Pasukan Raja Singabarong terdiri dari merak dan singa, sedangkan dari
pihak Kerajaan Ponorogo Raja Kelono dan Wakilnya Bujanganom, dikawal
oleh warok (pria berpakaian hitam-hitam dalam tariannya), dan warok
ini memiliki ilmu hitam mematikan. Seluruh tariannya merupakan tarian
perang antara Kerajaan Kediri dan Kerajaan Ponorogo, dan mengadu ilmu
hitam antara keduanya, para penari dalam keadaan ‘kerasukan’ saat
mementaskan tariannya .Hingga kini masyarakat Ponorogo hanya
mengikuti apa yang menjadi warisan leluhur mereka sebagai pewarisan
budaya yang sangat kaya. Dalam pengalamannya Seni Reog merupakan
cipta kreasi manusia yang terbentuk adanya aliran kepercayaan yang
ada secara turun temurun dan terjaga. Upacaranya pun menggunakan
syarat-syarat yang tidak mudah bagi orang awam untuk memenuhinya
tanpa adanya garis keturunan yang jelas. mereka menganut garis
keturunan Parental dan hukum adat yang masih berlaku.
Pementasan
Seni Reog
Reog
Ponorogo
Reog modern biasanya dipentaskan dalam beberapa peristiwa seperti
pernikahan, khitanan dan hari-hari besar Nasional. Seni Reog Ponorogo
terdiri dari beberapa rangkaian 2 sampai 3 tarian pembukaan. Tarian
pertama biasanya dibawakan oleh 6-8 pria gagah berani dengan pakaian
serba hitam, dengan muka dipoles warna merah. Para penari ini
menggambarkan sosok singa yang pemberani. Berikutnya adalah tarian
yang dibawakan oleh 6-8 gadis yang menaiki kuda. Pada reog
tradisionil, penari ini biasanya diperankan oleh penari laki-laki
yang berpakaian wanita. Tarian ini dinamakan tari jaran
kepang,
yang harus dibedakan dengan seni tari lain yaitu tari
kuda lumping.
Tarian
pembukaan lainnya jika ada biasanya berupa tarian oleh anak kecil
yang membawakan adegan lucu.
Setelah
tarian pembukaan selesai, baru ditampilkan adegan inti yang isinya
bergantung kondisi dimana seni reog ditampilkan. Jika berhubungan
dengan pernikahan maka yang ditampilkan adalah adegan percintaan.
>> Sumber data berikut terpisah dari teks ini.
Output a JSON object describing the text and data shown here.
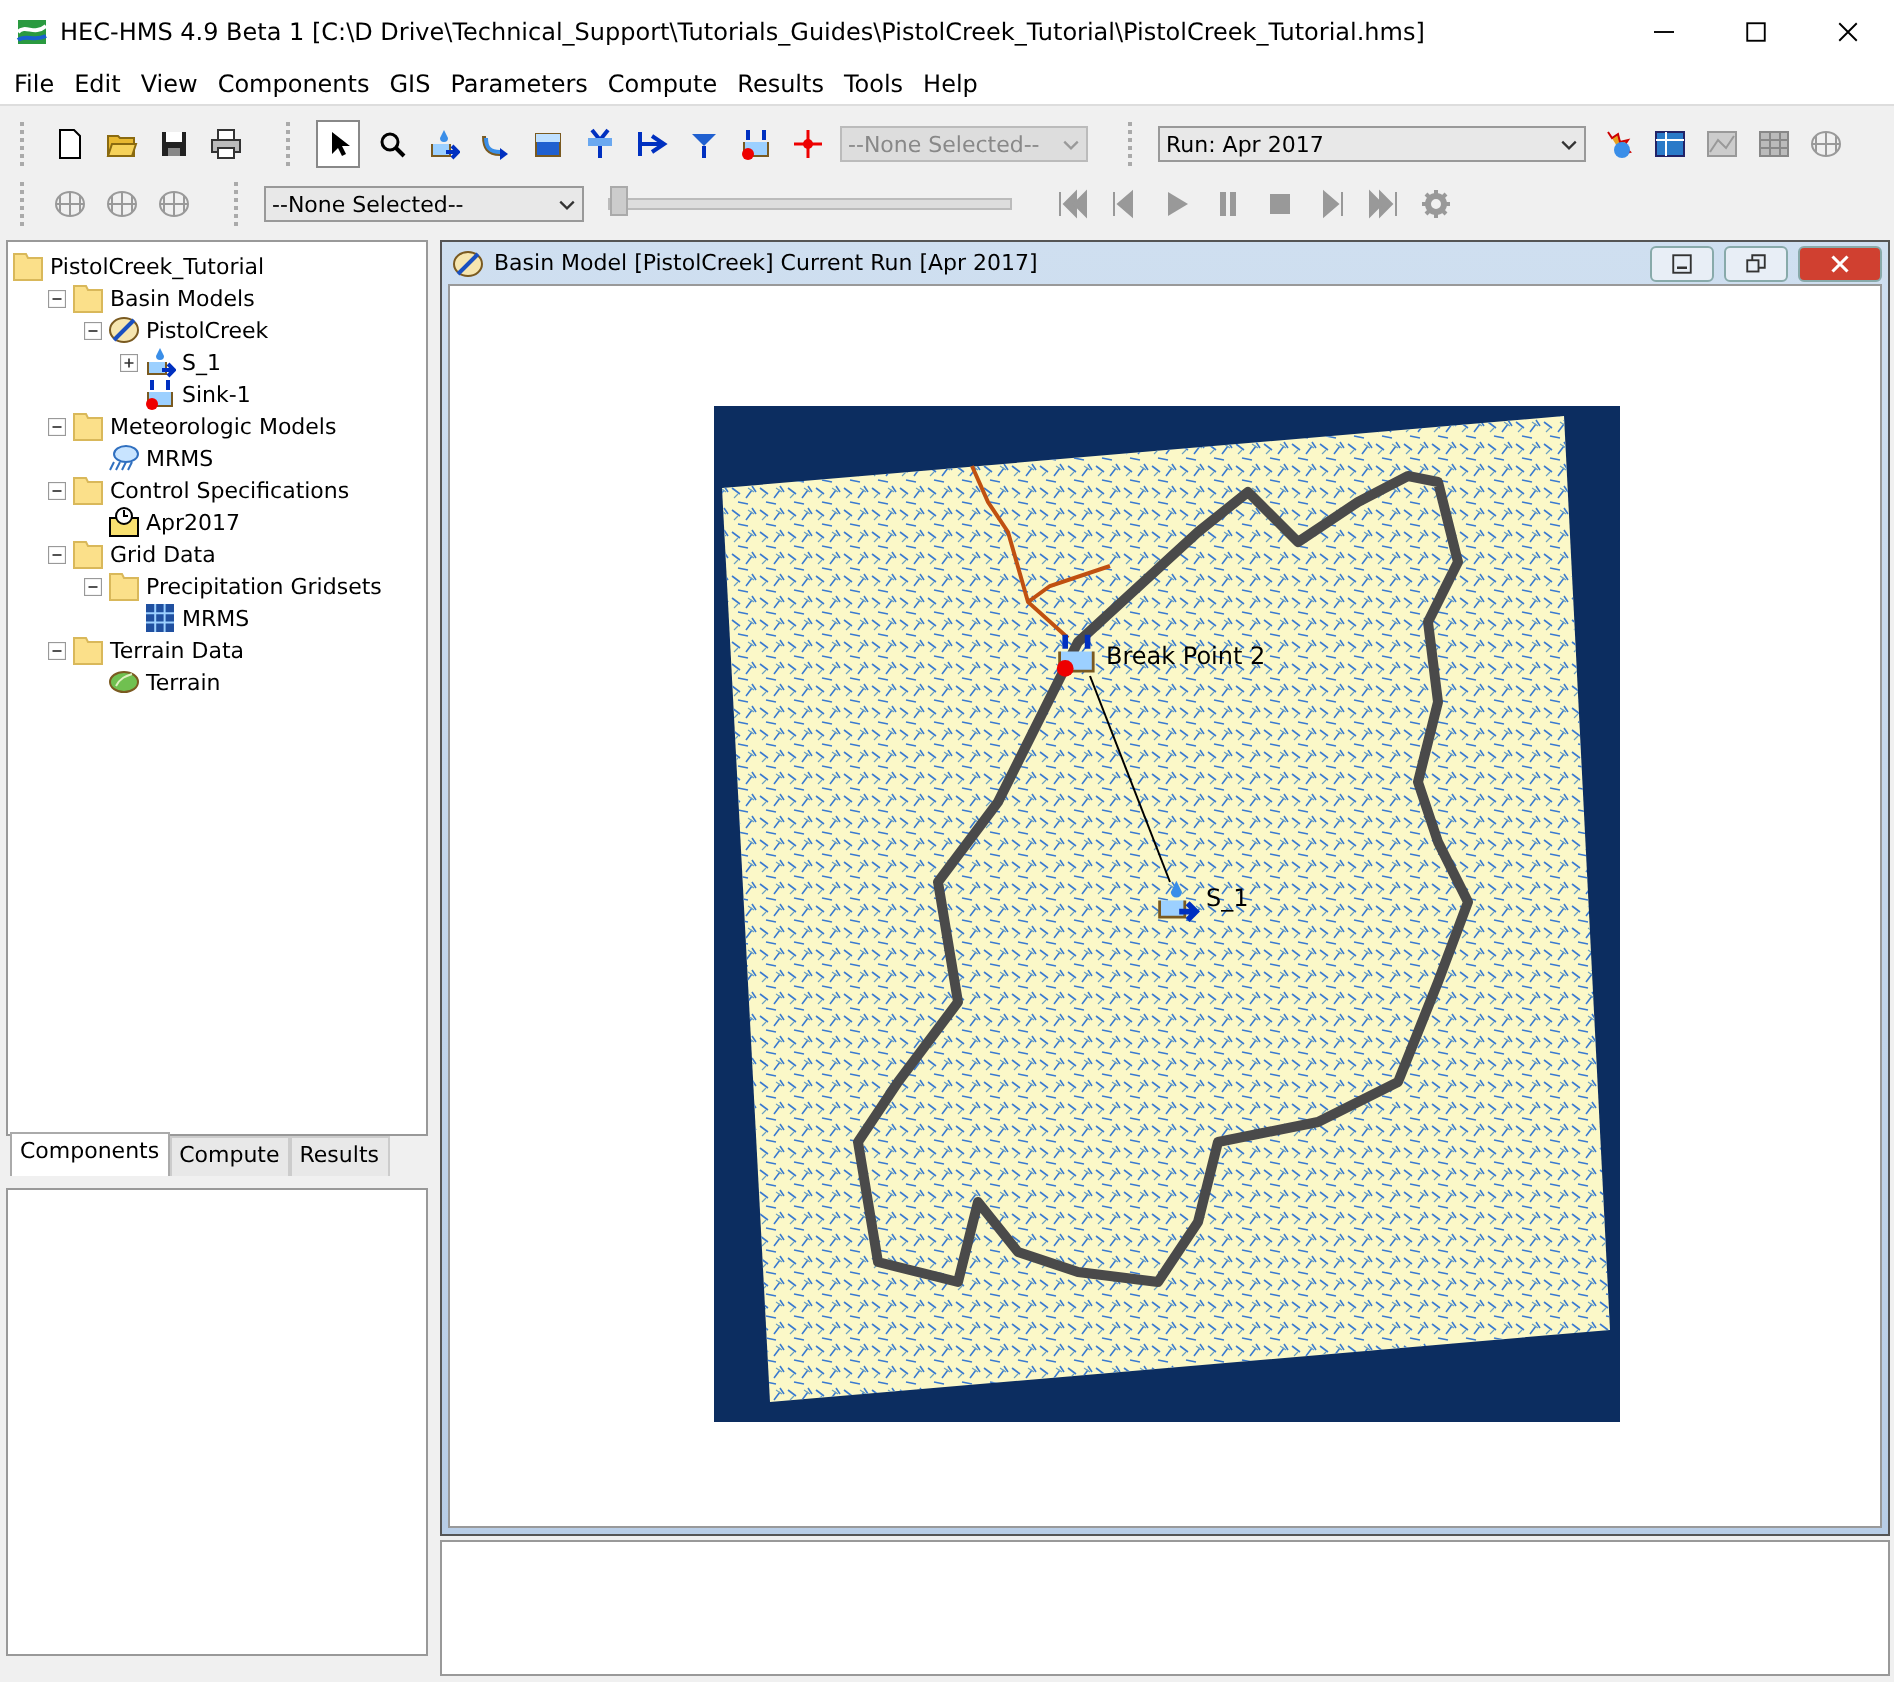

Untuk hajatan khitanan atau sunatan, biasanya cerita pendekar,Adegan
dalam seni reog biasanya tidak mengikuti skenario yang tersusun rapi.
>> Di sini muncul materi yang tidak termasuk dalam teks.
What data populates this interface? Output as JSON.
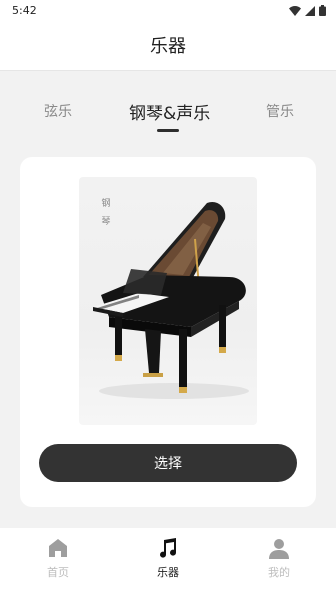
{
  "status_bar": {
    "time": "5:42"
  },
  "header": {
    "title": "乐器"
  },
  "tabs": [
    {
      "label": "弦乐",
      "active": false
    },
    {
      "label": "钢琴&声乐",
      "active": true
    },
    {
      "label": "管乐",
      "active": false
    }
  ],
  "instrument_card": {
    "caption": "钢琴",
    "caption_chars": [
      "钢",
      "琴"
    ],
    "select_label": "选择"
  },
  "bottom_nav": [
    {
      "label": "首页",
      "icon": "home-icon",
      "active": false
    },
    {
      "label": "乐器",
      "icon": "music-note-icon",
      "active": true
    },
    {
      "label": "我的",
      "icon": "person-icon",
      "active": false
    }
  ],
  "colors": {
    "primary": "#333333",
    "inactive": "#bdbdbd",
    "background": "#f2f2f2"
  }
}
Disini selalu ada interaksi antara pemain dan dalang (biasanya
pemimpin rombongan) dan kadang-kadang dengan penonton. Terkadang
seorang pemain yang sedang pentas dapat digantikan oleh pemain lain
bila pemain tersebut kelelahan. Yang lebih dipentingkan dalam
pementasan seni reog adalah memberikan kepuasan kepada penontonnya.
Adegan
terakhir adalah singa
barong, dimana pelaku memakai topeng berbentuk kepala singa
dengan mahkota yang terbuat dari bulu burung merak.
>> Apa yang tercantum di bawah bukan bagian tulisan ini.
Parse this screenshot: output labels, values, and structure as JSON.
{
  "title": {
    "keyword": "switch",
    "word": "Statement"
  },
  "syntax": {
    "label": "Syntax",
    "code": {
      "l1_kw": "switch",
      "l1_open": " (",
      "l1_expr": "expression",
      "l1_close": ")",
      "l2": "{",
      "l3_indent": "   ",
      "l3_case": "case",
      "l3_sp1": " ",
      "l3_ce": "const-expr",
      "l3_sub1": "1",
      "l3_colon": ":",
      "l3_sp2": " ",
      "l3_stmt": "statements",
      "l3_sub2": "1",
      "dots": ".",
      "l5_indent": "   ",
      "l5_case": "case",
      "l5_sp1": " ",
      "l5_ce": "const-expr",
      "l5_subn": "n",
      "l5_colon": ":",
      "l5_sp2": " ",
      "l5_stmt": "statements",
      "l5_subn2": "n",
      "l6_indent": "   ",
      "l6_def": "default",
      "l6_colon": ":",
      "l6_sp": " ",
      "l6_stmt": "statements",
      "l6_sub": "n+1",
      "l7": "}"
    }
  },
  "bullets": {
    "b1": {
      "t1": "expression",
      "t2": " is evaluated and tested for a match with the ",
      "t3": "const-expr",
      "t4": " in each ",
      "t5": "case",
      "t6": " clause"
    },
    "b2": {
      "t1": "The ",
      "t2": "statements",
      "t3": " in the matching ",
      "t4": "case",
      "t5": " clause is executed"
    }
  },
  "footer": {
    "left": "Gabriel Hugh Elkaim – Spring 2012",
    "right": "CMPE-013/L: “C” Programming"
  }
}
Berat topeng ini bisa mencapai 50-60 kg. Topeng yang berat ini dibawa
oleh penarinya dengan gigi. Kemampuan untuk membawakan topeng ini
selain diperoleh dengan latihan yang berat, juga dipercaya diproleh
dengan latihan spiritual seperti puasa
dan tapa.
Catatan dan
referensi
- Reog di Jawa Timur, Departmen Pendidikan dan Kebudayaan, Jakarta, 1978-9
- Herman Joseph Wibowo. Drama Tradisional Reog: Suatu Kajian Sistem Pengetahuan Dan Religi,’ in Laporan Penelitian JARAHNITRA, Balai Kajian Sejarah Dan Nilai Tradisional Yogyakarta, 1995-6, pp. 1-59, dan kaset video no 24, 14/7/1991, arsip video milik Josko Petkovic.